Pertanto, l'Industry Act stabilisce che, a fine decade, 2/5 del fabbisogno annuo di tecnologie a emissioni net zero, come pannelli fotovoltaici, turbine eoliche, batterie e pompe di calore, sia coperto con produzione interna.

Ciò, coerentemente con quanto già previsto dagli aggiornamenti dei PNIEC (Piani Nazionali Integrati Energia e Clima) e in quantità tale che questa produzione arrivi a costituire entro il 2040 il 15% del valore del mercato mondiale delle tecnologie net zero.

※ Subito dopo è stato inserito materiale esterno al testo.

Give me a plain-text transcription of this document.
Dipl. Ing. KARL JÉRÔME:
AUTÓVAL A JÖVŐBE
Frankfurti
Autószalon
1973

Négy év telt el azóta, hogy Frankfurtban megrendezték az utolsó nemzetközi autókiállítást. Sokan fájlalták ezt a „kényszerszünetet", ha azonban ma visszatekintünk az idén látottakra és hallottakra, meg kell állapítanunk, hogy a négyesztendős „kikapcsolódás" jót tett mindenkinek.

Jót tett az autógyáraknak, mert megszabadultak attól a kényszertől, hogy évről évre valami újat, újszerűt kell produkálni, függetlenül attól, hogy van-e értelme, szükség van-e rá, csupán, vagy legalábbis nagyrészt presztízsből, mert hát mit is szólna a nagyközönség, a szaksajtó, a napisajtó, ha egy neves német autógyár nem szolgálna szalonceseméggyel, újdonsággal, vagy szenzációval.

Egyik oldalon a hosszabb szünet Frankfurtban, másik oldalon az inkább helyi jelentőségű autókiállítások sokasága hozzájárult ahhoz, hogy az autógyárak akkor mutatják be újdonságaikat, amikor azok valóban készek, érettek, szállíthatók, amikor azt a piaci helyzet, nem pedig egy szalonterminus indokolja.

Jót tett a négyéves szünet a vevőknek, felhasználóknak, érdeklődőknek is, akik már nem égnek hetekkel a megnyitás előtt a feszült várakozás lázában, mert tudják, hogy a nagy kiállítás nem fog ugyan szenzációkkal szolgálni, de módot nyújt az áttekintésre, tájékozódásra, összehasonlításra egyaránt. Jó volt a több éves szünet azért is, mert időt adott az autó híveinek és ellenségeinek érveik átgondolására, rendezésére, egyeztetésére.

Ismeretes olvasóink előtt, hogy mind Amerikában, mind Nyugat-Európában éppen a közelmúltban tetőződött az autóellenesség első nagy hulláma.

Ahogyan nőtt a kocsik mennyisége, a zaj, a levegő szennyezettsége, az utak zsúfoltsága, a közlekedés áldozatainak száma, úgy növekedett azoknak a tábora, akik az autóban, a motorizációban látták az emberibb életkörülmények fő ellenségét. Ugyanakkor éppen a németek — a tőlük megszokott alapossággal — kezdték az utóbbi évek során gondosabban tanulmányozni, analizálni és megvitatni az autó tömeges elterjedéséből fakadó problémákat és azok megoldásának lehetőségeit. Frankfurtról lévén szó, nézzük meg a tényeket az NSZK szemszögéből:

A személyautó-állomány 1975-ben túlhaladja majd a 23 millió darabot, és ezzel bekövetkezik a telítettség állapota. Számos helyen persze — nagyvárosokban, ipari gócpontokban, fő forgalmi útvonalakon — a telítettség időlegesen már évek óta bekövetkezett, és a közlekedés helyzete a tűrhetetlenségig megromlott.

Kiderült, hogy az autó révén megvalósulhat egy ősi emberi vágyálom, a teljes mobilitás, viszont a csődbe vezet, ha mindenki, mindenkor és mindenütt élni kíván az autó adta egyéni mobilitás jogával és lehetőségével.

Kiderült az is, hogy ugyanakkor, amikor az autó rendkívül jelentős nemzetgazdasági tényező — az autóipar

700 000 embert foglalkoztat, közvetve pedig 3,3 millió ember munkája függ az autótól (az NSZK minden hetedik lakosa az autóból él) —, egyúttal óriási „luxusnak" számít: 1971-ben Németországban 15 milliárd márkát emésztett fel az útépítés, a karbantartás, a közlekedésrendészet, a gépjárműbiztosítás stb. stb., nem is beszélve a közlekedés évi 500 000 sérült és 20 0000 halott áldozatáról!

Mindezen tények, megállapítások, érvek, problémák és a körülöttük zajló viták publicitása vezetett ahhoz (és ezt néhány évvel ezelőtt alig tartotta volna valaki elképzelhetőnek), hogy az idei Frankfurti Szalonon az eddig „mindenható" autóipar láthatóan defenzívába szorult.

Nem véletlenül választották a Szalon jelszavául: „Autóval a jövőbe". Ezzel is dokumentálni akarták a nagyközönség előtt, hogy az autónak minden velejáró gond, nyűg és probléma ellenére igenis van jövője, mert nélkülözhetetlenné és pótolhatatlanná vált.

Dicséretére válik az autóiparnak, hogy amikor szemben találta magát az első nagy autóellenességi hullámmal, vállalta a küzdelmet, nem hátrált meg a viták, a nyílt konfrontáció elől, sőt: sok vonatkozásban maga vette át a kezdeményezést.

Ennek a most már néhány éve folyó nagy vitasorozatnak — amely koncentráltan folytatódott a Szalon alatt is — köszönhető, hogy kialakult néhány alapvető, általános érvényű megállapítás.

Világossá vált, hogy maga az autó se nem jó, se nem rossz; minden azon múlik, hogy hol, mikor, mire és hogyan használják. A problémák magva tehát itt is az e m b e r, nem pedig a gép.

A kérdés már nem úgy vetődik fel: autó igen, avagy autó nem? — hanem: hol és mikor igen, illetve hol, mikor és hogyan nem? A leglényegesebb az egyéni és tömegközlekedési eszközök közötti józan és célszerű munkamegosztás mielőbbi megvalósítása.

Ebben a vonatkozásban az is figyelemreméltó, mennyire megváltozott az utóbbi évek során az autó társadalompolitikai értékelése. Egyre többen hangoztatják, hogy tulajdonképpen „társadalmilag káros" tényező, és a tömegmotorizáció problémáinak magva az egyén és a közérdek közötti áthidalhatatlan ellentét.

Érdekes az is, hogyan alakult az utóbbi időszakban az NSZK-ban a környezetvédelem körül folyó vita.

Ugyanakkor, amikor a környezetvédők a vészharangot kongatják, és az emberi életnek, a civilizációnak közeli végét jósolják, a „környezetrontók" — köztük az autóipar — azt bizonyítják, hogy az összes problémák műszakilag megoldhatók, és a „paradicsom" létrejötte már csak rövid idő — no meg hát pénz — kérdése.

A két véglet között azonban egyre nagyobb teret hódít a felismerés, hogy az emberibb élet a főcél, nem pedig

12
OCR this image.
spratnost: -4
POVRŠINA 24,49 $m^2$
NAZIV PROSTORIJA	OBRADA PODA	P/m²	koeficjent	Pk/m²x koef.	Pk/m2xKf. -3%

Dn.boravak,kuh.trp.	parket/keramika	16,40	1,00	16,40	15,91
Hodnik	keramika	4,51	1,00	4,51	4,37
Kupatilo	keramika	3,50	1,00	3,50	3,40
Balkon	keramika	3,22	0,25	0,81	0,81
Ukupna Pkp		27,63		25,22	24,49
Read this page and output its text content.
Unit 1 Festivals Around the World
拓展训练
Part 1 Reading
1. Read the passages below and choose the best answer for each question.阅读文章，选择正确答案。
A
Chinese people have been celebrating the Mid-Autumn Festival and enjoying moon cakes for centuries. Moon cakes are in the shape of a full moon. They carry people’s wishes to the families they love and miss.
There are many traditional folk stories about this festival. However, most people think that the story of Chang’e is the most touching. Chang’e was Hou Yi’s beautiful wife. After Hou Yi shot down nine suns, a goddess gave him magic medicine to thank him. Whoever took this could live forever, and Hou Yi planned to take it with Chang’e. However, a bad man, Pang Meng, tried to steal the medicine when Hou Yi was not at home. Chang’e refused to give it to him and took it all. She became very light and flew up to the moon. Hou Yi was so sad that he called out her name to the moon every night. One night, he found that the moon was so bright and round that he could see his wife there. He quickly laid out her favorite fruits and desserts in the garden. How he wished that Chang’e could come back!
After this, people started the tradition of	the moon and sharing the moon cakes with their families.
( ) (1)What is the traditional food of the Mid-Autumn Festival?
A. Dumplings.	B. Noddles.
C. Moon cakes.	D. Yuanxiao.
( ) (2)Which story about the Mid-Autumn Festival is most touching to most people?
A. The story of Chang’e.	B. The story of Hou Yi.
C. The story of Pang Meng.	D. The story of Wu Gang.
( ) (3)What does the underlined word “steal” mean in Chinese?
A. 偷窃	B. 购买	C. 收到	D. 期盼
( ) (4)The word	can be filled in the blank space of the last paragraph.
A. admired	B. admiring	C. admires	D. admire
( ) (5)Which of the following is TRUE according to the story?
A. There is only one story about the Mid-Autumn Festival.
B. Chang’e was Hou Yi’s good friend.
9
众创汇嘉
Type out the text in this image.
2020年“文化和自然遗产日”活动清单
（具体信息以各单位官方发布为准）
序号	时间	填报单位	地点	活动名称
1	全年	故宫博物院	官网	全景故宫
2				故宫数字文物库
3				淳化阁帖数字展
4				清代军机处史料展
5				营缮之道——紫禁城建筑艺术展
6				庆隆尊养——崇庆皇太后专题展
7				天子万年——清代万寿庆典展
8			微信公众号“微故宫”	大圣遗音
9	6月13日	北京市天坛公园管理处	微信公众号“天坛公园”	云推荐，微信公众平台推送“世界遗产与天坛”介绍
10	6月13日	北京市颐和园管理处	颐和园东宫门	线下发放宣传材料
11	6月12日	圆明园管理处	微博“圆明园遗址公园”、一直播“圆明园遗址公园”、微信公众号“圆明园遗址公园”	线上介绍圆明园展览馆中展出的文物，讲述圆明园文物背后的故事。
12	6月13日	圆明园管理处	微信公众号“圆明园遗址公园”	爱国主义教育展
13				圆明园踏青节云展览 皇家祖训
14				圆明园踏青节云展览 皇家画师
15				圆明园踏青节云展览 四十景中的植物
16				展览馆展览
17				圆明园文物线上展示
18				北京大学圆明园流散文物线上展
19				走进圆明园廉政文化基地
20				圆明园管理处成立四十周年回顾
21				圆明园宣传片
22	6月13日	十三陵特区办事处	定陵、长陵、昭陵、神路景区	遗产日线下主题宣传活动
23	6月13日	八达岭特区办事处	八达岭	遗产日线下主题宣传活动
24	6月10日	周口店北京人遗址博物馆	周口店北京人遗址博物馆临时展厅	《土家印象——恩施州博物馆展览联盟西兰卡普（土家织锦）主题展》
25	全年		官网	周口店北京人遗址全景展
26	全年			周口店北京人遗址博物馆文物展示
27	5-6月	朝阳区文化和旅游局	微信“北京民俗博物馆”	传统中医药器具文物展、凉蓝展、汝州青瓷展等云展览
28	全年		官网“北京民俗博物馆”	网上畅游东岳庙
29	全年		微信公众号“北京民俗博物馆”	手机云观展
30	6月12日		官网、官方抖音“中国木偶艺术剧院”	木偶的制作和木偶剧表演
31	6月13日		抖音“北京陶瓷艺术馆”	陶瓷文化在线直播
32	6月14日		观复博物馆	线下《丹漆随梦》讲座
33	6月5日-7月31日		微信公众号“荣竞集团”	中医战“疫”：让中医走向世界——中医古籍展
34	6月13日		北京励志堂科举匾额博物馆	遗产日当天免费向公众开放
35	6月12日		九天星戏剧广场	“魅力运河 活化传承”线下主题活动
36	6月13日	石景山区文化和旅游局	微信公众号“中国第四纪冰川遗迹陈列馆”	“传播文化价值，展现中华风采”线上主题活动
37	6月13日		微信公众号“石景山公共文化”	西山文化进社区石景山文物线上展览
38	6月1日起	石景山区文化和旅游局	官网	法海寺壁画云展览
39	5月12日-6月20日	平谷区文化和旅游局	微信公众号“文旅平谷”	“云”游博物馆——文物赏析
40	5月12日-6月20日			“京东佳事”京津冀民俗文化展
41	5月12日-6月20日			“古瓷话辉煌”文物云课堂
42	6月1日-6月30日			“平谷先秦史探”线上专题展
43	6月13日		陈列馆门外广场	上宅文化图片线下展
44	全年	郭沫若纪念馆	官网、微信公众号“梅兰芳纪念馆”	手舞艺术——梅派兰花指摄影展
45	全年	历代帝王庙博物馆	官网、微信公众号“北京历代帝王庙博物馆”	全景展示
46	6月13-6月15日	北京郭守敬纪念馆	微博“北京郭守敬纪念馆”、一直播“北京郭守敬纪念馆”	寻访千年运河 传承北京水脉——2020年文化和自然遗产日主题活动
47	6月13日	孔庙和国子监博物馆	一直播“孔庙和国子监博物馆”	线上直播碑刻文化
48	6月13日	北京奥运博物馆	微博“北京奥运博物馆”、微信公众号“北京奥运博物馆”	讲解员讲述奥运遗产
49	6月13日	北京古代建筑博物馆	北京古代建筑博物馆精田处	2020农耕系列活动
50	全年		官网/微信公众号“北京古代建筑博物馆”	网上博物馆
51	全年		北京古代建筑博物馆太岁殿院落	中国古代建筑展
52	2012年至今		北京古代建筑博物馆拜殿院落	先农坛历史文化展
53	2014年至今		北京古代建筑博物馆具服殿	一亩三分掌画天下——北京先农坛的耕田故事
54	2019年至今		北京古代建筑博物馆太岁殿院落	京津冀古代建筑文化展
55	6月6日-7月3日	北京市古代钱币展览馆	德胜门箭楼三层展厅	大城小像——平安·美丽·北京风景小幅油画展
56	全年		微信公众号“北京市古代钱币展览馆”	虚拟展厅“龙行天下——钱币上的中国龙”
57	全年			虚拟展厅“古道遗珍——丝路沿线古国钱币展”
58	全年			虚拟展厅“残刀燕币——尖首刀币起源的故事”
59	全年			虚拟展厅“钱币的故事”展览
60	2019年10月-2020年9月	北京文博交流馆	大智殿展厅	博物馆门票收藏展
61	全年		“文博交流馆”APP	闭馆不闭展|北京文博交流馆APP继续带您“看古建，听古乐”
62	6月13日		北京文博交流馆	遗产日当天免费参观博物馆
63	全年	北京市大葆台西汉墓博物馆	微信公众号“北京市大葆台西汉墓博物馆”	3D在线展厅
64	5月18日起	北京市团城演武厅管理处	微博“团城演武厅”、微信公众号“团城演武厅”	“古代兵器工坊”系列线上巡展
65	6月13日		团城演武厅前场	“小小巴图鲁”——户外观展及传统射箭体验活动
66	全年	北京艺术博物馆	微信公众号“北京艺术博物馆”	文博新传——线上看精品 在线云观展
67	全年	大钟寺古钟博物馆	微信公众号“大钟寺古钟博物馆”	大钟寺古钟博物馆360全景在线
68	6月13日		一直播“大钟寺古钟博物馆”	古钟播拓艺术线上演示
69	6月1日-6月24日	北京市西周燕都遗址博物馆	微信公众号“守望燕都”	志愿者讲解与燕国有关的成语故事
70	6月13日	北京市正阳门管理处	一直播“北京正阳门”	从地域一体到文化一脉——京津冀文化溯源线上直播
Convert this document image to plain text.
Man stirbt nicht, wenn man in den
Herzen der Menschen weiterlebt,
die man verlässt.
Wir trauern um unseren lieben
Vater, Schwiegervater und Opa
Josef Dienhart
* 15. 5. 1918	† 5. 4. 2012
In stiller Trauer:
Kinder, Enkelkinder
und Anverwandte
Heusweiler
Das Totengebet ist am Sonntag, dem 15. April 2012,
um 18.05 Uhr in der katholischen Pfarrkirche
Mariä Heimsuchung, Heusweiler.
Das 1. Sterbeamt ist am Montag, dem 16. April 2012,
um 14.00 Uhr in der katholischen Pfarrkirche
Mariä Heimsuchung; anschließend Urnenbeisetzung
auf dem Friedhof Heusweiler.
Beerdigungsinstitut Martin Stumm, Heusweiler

ITER SEMPLIFICATI PER ACCRESCERE AUTONOMIA E RESILIENZA
Al proposito il Regolamento istituisce un quadro di misure, tese a rafforzare il sistema europeo del settore, indispensabili per raggiungere i traguardi climatici europei e attuare i percorsi e i processi di decarbonizzazione industriale, stabiliti al 2030, 2040 e 2050, introducendo condizioni favorevoli agli investimenti in tecnologie green.

Come detto, una delle ragioni che ha portato alla stesura e approvazione del provvedimento deriva dal fatto che per raggiungere gli obiettivi climatici comunitari l'UE deve impiegare un volume imponente di tecnologie net zero in molteplici settori. Questo a fronte della situazione attuale che vede l'Europa pesantemente condizionata e dipendente dalle importazioni estere.

Aumentare la quota prodotta internamente significa, infatti, accrescere l'autonomia produttiva e assicurare alla transizione energetica requisiti di maggior efficienza ed efficacia economica.

Un esercizio peraltro molto difficile, specie nel breve termine, visto che molti osservatori ritengono impensabile, allo stato attuale, immaginare di poter competere con numerose soluzioni e produzioni estere, fortemente avanzate e affermate, in particolare cinesi.